О чем петь птицам?

За окном вязко лаяли собаки и происходили еще какие-то неприятные вещи. Но вдруг запели птицы. Обычно они поют по весне о весне. А о чем петь в такое?
Пришла она. Сняла тяжелое пальто, под которым ничего не оказалось, бросила на пол. Села рядом со мной на край кровати. Сказала: "Пора." И поцеловала в глаза.

Оказался на незнакомой улице. Улица заполнена телами и зловонием. Сначала кажется, что трупы. Но нет, тела копошатся и извиваются. Одно тело даже приподняло голову, будто учуяв меня. Хотя что можно учуять в этом смердящем запахе тел, непонятно. Слипшиеся от грязи волосы размазаны по лбу. Голова посмотрела на меня пустыми глазницами и издала непонятный звук. Какой-то треск или скрип, нечто совсем не человеческое, даже не животное. Непонятное. Тела копошатся и извиваются, разъедая мертвое тело земли.
В немом отчаянии металась по улице собака. Меня она даже не заметила. Высунув язык и выставив безумные глаза в неведомую даль, носилась она туда-сюда, ища хозяина.  Но ни  почуять в этом смраде, ни увидеть в груде копошащихся тел она его не могла. Почти бездыханная, носилась она и носилась. Ни секунды на передышку. Туда-сюда как маятник. Словно механическая, а не живая, будет мчаться она из стороны в сторону, пока не сядут несуществующие батарейки.
Не знаю, сколько я шел. Видел оргию. В ней было всё: мужчины, женщины, дети, бесполые, трупы, животные. Все в одном ничто. Каждый с каждым. Дети... У одних по щекам катились черные слезы, они хотели кричать: "Боль! Уйди, боль! Отпустите! Не надо!" Но они не могли кричать. Им не позволяли. Рты не для слов. Другие осатанело визжали, смеялись, пороли родителей, старались пристроиться поизощренней. В пустых глазах их холодом горел огонь. Лица были сведены судорогами. У первых - боли, у вторых - злобы, ярости.

Наконец я вышел к старой церкви. Купола и колокола были сорваны, окна разбиты, стены полуразрушены. Изнутри меня позвал голос:
- Входи, странник, входи.
Я вошел и увидел старого человека. Лицо цвета земли было изрыто морщинами. Наверное, в этих краях очень давно не было дождя. Седые изможденные глаза его смотрели на меня как будто с надеждой.
- Входи, входи. Столько лет я не видел людей! Входи.
- Где я? Это ад? - спросил я его.
Он горько усмехнулся.
- Ада нет. И рая - нет. В аду больше нет необходимости. А в рай некому идти. Столько лет! Люди мучили Господа. Миллионы раз убивали. Пытали, насиловали, продавали, надругались над ним. Сделали козлом отпущения. Перестали бояться и уважать, перестали любить. Они смеялись над ним, называли последними словами, унижали. Они захотели проводить над ним эксперименты, изучить состав, разложить на частицы. И заключили, что Бога нет. Ты спрашиваешь, ад ли это? Нет. Это будущее. Помолись со мной. Я вижу, у тебя есть глаза. Помолись. Помолись мертвому Богу!  Мертвый Бог! Нет, ты слышал?! Мертвый Бог!

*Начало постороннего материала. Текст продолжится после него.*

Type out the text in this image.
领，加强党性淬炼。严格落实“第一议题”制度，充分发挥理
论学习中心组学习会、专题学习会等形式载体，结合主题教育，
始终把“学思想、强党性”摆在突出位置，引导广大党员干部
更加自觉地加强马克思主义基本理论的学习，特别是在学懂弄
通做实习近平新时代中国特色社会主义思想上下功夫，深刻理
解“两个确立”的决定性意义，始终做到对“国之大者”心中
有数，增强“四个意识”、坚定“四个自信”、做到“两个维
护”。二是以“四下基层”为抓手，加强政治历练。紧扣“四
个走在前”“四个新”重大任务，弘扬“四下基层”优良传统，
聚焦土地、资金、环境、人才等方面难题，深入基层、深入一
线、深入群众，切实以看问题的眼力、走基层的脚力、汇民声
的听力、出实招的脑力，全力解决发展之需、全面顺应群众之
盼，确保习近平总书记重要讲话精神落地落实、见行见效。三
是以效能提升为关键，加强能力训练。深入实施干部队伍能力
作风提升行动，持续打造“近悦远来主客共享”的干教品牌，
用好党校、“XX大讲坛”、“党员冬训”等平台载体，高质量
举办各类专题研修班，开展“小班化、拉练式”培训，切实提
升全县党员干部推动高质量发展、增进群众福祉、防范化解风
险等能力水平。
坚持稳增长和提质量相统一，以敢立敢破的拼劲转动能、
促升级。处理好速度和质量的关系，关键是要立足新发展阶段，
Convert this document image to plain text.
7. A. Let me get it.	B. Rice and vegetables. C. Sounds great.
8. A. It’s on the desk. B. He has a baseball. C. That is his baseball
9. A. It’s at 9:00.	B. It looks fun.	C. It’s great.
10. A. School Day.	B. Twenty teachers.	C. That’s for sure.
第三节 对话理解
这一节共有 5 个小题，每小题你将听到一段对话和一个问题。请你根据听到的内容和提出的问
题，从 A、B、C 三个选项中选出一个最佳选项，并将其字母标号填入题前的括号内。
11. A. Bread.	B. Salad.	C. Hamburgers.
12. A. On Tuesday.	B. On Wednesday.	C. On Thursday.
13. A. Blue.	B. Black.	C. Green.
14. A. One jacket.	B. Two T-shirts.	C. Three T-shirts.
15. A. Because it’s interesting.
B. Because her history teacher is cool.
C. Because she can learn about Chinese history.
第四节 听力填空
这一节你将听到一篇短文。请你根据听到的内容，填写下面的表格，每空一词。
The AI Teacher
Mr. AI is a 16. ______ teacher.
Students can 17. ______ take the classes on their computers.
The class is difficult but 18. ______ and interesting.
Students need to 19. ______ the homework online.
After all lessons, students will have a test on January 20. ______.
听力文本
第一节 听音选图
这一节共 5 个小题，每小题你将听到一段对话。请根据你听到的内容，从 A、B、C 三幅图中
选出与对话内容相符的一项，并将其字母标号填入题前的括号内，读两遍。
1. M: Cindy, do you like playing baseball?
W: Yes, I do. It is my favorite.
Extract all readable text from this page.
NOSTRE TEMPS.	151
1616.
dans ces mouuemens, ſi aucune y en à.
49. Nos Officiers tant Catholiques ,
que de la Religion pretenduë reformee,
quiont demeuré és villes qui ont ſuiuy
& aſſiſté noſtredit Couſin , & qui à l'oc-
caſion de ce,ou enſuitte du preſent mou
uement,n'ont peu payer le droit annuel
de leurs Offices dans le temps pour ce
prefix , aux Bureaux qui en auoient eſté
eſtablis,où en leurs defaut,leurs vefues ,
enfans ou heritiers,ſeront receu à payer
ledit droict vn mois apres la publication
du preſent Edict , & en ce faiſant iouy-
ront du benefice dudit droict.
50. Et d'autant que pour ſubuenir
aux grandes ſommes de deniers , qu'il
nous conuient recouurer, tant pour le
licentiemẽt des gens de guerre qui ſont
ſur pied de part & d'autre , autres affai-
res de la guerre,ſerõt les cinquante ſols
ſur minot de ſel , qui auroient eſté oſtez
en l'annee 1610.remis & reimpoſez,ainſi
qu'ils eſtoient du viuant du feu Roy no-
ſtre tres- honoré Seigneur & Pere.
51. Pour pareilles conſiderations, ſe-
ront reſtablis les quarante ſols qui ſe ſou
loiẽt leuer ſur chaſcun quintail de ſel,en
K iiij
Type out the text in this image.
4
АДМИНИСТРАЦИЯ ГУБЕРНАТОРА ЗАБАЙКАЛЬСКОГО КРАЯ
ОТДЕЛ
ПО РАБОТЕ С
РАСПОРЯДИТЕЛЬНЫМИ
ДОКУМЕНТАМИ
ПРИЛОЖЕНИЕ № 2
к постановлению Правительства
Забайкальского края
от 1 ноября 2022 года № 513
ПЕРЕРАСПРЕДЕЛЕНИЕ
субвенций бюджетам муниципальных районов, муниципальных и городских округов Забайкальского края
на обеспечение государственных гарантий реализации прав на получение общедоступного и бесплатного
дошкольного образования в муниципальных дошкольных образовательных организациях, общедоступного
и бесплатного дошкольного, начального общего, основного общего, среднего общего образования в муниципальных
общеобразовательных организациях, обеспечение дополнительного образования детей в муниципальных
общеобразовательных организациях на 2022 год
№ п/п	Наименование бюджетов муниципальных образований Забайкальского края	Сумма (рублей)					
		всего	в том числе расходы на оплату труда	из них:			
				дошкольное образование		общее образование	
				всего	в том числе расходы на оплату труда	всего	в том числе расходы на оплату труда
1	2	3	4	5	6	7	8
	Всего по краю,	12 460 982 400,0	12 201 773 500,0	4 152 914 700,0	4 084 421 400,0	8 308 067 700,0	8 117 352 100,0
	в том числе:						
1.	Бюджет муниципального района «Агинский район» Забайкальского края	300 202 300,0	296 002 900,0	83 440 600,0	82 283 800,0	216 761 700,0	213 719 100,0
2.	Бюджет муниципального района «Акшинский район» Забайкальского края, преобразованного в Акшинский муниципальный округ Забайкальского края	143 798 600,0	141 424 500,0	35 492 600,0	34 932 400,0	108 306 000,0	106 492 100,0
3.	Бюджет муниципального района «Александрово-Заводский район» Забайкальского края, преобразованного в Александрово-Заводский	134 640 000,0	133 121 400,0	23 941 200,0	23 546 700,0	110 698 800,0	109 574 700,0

Я зажмурился и увидел белый свет. Сердце в груди моей разрывалось на миллионы маленьких сердец. Глаза мои перестали видеть. Уши перестали слышать. Язык онемел. Но я видел белый свет! Я слышал небесный хор! А слова излишни. Да и кому рассказать? Ты есть. Ты жив.

Она встала с кровати. Надела пальто. И ушла в ночь. На небе сияли звезды. И белый лик луны заглядывал в окна каждого дома. Птицам всегда есть о чем петь.